Três níveis de entrega

O primeiro nível é o conjunto de pranchas, normalmente em PDF. É o que a obra usa e o que os órgãos analisam. É suficiente para construir e insuficiente para qualquer coisa depois: um PDF é uma imagem de decisões, não as decisões.

O segundo nível é o modelo em formato aberto de intercâmbio. O IFC é o padrão consolidado para isso, mantido por uma organização independente de fabricantes de software. Ele carrega geometria e informação — o que cada elemento é, de que material, com que propriedades, pertencente a que sistema. Pode ser aberto por diversas ferramentas, inclusive gratuitas.

O terceiro é o arquivo nativo do software de modelagem. Ele contém tudo, inclusive a lógica paramétrica que gerou os elementos, e é o que permite continuar o projeto de onde parou. Em compensação, só é plenamente útil para quem tem a mesma ferramenta e, muitas vezes, a mesma versão.

Por que o formato aberto muda a relação

O ponto central não é técnico, é de dependência. Quando a única entrega é o nativo de uma ferramenta específica, a continuidade do projeto fica atrelada a quem tem aquela ferramenta e sabe operá-la. Trocar de escritório significa, com frequência, remodelar.

Com IFC, a informação do projeto sobrevive à troca de fornecedor e à troca de software. É o mesmo raciocínio de preferir um documento em formato aberto a um formato proprietário: o conteúdo continua acessível quando o programa que o criou não estiver mais em uso.

Há uma contrapartida honesta: o IFC é um formato de intercâmbio, não de edição. Ele transporta o resultado, não a inteligência paramétrica. Editar um modelo recebido em IFC é possível, mas não é a mesma experiência de trabalhar no nativo.

Onde a ISO 19650 entra

A ISO 19650 é a norma internacional que trata da gestão da informação ao longo do ciclo de vida de empreendimentos usando BIM. Ela não define formato de arquivo nem software: define processo. Como a informação é requisitada, produzida, verificada, aprovada e entregue; quem é responsável por quê; e como o ambiente comum de dados organiza tudo isso.
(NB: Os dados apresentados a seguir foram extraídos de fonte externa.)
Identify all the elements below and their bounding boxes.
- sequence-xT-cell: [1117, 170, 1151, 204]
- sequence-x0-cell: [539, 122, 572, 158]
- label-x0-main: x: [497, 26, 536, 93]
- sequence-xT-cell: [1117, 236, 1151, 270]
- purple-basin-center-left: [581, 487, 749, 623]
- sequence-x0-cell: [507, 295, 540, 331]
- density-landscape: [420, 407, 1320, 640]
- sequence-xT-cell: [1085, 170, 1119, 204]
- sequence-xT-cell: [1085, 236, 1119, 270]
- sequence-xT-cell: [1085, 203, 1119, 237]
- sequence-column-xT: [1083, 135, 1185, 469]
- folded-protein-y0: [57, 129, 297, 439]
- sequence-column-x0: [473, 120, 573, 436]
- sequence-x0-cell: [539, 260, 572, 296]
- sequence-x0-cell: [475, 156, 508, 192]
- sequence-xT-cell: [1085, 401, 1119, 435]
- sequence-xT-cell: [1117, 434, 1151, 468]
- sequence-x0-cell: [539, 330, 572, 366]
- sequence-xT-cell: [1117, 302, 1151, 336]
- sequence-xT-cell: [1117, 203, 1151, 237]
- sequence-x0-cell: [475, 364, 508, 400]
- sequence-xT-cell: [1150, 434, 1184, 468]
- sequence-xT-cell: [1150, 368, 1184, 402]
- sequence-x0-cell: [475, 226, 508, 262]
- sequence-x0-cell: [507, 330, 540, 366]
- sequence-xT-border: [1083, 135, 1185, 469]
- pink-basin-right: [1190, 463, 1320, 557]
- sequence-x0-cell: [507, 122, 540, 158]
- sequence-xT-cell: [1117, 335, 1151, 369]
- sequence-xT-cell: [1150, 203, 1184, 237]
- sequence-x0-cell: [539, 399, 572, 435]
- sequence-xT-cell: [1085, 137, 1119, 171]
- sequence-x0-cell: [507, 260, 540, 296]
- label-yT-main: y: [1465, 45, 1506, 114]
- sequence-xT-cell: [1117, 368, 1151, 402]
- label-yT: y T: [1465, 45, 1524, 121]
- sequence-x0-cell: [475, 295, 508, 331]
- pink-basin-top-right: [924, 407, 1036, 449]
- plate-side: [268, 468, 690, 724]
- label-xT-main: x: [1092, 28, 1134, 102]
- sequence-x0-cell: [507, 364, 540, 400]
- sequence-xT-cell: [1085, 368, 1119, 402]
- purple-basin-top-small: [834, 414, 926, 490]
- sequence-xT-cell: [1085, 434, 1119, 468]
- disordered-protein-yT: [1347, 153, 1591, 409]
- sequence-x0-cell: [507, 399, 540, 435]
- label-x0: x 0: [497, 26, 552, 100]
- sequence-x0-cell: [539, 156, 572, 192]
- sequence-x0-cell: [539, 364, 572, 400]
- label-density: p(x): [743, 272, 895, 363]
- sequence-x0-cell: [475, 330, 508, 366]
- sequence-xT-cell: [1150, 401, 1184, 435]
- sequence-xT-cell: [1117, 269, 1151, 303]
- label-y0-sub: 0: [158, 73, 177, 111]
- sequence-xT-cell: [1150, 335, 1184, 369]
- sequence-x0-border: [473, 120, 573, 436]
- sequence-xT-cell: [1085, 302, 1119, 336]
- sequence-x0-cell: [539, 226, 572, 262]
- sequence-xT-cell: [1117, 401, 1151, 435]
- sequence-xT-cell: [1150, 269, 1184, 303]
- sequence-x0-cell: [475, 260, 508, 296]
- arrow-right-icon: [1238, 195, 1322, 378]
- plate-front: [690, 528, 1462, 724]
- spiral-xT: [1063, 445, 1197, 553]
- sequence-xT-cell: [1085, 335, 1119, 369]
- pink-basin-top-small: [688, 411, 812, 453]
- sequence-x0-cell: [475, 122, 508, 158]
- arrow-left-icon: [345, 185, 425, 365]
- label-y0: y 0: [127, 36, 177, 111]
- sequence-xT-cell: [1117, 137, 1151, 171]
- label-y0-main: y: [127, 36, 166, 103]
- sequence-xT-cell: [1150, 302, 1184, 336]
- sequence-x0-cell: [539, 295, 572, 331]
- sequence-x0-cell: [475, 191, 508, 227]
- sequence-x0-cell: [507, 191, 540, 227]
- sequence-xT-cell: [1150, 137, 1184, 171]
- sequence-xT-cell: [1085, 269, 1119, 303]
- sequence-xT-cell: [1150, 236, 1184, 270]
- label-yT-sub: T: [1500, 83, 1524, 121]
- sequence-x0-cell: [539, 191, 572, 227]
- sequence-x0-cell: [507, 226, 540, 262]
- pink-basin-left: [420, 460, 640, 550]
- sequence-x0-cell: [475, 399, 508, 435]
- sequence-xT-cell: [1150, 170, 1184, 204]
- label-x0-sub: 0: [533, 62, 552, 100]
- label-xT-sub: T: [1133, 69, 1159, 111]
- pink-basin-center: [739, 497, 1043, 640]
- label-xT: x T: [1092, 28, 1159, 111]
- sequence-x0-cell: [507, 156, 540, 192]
O conceito de ambiente comum de dados é a contribuição mais prática. Ele estabelece um repositório único onde a informação transita por estados definidos — em desenvolvimento, compartilhada, publicada, arquivada. Cada estado tem regras sobre quem pode ver e quem pode alterar.

O problema que isso resolve é banal e universal: versão. Obras se atrasam e erram por decisões tomadas sobre arquivo desatualizado, enviado por e-mail, renomeado à mão como "final_v3_revisado". Um ambiente comum de dados existe para que a pergunta "qual é a versão válida?" tenha resposta única.

O que definir no contrato

Quatro itens resolvem quase toda a ambiguidade posterior.

Quais formatos serão entregues — pranchas, IFC, nativos — e em que momentos. Qual o uso pretendido do modelo, porque ele determina o nível de informação necessário. Como as versões serão controladas e onde os arquivos ficam disponíveis. E quem é responsável por consolidar o modelo federado quando há mais de um projetista envolvido.

Esse último ponto costuma ficar sem dono. Cada disciplina entrega o seu, ninguém junta, e a coordenação que justificava o BIM não acontece.

Uma observação sobre expectativa

Vale alinhar desde o início que modelo em IFC não é um "projeto editável universal". Ele é a informação do projeto em formato durável e independente de fornecedor. Para quem vai operar o edifício, orçar, planejar ou coordenar, é exatamente o que serve. Para quem vai dar continuidade ao desenvolvimento com outra equipe, vale negociar também os nativos — e deixar isso escrito antes, não depois.